Predict disease phenotypes using DPMON.
Workflow:
Data Preparation: - Load multi-omics, phenotype, and clinical data using DatasetLoader.
Network Construction: - Use SmCCNet.run() to create an adjacency matrix from the combined omics data.
Disease Prediction: - DPMON integrates the adjacency matrix, omics data, and phenotype data to train a GNN-based classifier.
Diagram of the workflow: The figure below illustrates the process.
Embedding-enhanced subject data using DPMON for improved disease prediction.
View full-size image: Disease Prediction (DPMON)
Step-by-Step Instructions:
Data Setup: - Load synthetic multi-omics, phenotype, and clinical data using DatasetLoader.
Network Construction (SmCCNet): - Call SmCCNet.run() to produce an adjacency matrix from the omics data.

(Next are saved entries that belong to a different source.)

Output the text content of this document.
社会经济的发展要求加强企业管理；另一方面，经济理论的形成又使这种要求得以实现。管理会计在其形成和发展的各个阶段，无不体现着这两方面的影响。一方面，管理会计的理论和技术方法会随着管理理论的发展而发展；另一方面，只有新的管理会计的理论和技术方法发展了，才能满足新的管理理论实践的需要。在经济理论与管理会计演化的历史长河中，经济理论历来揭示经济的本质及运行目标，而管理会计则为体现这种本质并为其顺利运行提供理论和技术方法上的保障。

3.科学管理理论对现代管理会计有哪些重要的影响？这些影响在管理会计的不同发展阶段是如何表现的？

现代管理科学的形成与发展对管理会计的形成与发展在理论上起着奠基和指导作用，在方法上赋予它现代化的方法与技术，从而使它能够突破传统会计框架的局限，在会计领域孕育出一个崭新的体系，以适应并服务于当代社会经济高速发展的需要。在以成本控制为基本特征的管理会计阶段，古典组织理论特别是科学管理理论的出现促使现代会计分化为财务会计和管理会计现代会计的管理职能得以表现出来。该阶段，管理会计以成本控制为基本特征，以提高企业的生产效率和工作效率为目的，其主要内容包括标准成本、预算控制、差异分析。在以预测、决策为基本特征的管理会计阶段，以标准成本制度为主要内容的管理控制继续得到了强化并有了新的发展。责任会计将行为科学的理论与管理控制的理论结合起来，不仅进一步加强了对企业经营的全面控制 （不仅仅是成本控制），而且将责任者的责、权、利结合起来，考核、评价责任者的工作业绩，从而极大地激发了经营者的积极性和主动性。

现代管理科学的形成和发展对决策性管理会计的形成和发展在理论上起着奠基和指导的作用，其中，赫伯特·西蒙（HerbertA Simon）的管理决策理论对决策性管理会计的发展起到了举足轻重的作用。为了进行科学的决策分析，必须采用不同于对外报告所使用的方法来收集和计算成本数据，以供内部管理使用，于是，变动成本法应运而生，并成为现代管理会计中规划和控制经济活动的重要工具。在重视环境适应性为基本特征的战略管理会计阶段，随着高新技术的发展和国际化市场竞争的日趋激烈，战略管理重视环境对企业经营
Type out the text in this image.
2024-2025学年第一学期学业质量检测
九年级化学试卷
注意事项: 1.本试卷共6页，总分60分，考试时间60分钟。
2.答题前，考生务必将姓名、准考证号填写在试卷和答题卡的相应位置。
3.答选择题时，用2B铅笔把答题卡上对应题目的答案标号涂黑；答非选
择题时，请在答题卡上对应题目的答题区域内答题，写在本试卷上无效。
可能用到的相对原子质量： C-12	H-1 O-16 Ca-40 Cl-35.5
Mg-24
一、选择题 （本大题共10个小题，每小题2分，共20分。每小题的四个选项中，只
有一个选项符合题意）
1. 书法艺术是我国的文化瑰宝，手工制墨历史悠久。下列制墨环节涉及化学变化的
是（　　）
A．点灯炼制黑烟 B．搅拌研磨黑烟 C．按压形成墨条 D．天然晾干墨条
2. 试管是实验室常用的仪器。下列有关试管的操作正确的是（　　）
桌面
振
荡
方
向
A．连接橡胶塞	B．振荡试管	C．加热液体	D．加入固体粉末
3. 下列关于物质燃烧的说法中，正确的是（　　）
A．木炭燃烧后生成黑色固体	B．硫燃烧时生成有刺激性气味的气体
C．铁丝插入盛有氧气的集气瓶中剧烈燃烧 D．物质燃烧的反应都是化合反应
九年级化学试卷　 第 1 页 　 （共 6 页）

Disease Prediction (DPMON): - Pass the adjacency, omics, phenotype, and clinical data into DPMON. - Run .run() to predict disease phenotypes.
Below is a complete Python implementation:
import pandas as pd
from bioneuralnet.datasets import DatasetLoader
from bioneuralnet.external_tools import SmCCNet
from bioneuralnet.downstream_task import DPMON
# 1) Load dataset
loader = DatasetLoader("example1")
omics1, omics2, phenotype, clinical = loader.load_data()
# 2) Merge omics data
merged_omics = pd.concat([omics1, omics2], axis=1)
# 3) Generate adjacency matrix using SmCCNet
smccnet = SmCCNet(
phenotype_df=phenotype,
omics_dfs=[omics1, omics2],
data_types=["genes", "proteins"],
kfold=3,
subSampNum=500,
)
global_network, smccnet_clusters = smccnet.run()
print("Adjacency matrix generated using SmCCNet.")
# 4) Run Disease Prediction using DPMON
dpmon = DPMON(
adjacency_matrix=global_network,
omics_list=[omics1, omics2],
phenotype_data=phenotype,
clinical_data=clinical,
tune=True,
)
dpmon_predictions = dpmon.run()
print("\nDPMON Predictions:")
print(dpmon_predictions.head())
Output: - Adjacency Matrix: Generated using SmCCNet. - Predictions: Phenotype predictions for each subject.